El extremo inglés ha dejado dos grandes actuaciones en sus primeros partidos como azulgrana y ya comienza a ganarse el cariño de la afición.
Anthony Gordon ha caído de pie en el FC Barcelona, tanto dentro del vestuario como entre la afición, y así lo ha demostrado en sus dos primeros partidos como azulgrana, donde ha tenido un impacto inmediato en el equipo y ha dejado sus primeras muestras de lo que puede aportar sobre el terreno de juego.
Gordon ha llegado este verano al Barça procedente del Newcastle a cambio de 70 millones de euros fijos más 10 en variables, una fuerte inversión que inicialmente generó dudas entre algunos aficionados culés. Sin embargo, dos asistencias en su debut contra el Elche y una destacada actuación frente al Athletic Club, donde se llevó una gran ovación del Camp Nou, le han servido para ganarse rápidamente a la afición.
Un debut soñado
El británico disputó sus primeros minutos con la camiseta azulgrana en la primera jornada de Liga frente al Elche en el Martínez Valero. Gordon, que comenzó el partido desde el banquillo, ingresó al terreno de juego en el minuto 65 sustituyendo a Lamine Yamal, y apenas necesitó seis minutos para completar un doblete de asistencias.

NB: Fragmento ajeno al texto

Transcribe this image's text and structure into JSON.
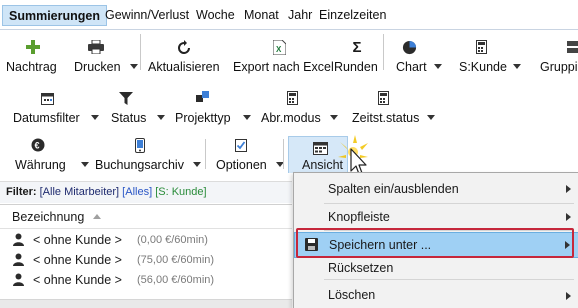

La primera llegó en su primer toque de balón, con un gran pase filtrado hacia Raphinha, que definió con un disparo raso al primer palo, mientras que la segunda se produjo tras una larga conducción desde el centro del campo en la que terminó regalándole el balón a Fermín, que solo tuvo que empujarlo a placer para marcar.
Tras el partido, el extremo inglés se mostró muy satisfecho con su debut y con su adaptación al equipo: «Me siento muy bien desde que llegué. Los chicos me han hecho sentir como en casa. La ciudad es increíble. La gente es muy amigable. Y creo que iré mejorando cuanto más tiempo esté aquí».
También destacó la responsabilidad que supone representar al conjunto culé: «Cada vez que me pongo esta camiseta, recuerdo que el club ha hecho un gran esfuerzo por mí y estoy obligado a dejarme la piel».

Conexión con la afición
En el estreno liguero del Barça en casa ante el Athletic Club del pasado jueves, Gordon fue titular y disputó 80 minutos, antes de ser sustituido por Karim Adeyemi. El nuevo «17» culé partió desde la banda izquierda y realizó un gran partido, registrando 37 toques de balón, 19 de 22 pases completados, dos remates, 3/3 en regates y 6 de 10 duelos defensivos ganados.
Más allá de los números, su actuación dejó claro que encaja a la perfección con lo que busca Hansi Flick con los extremos: velocidad, presión, intensidad, verticalidad y sacrificio defensivo. El técnico alemán puso en valor en rueda de prensa lo que puede aportar al equipo: «Su velocidad e intensidad son muy buenas para nosotros. Esto es exactamente lo que queremos de él». Además, incidió en su margen de mejora: «Llegó hace apenas dos semanas y media, tiene potencial para subir de nivel y lo necesitamos a ese nivel».
El momento más especial llegó cuando Gordon se acercó a beber agua a la portería que se encuentra frente a la grada de animación, que reaccionó coreando su nombre. El inglés respondió con aplausos y provocó una ovación todavía mayor, que terminó por encender al Camp Nou cuando comenzó a señalarse el escudo, un gesto que desató la locura de la grada.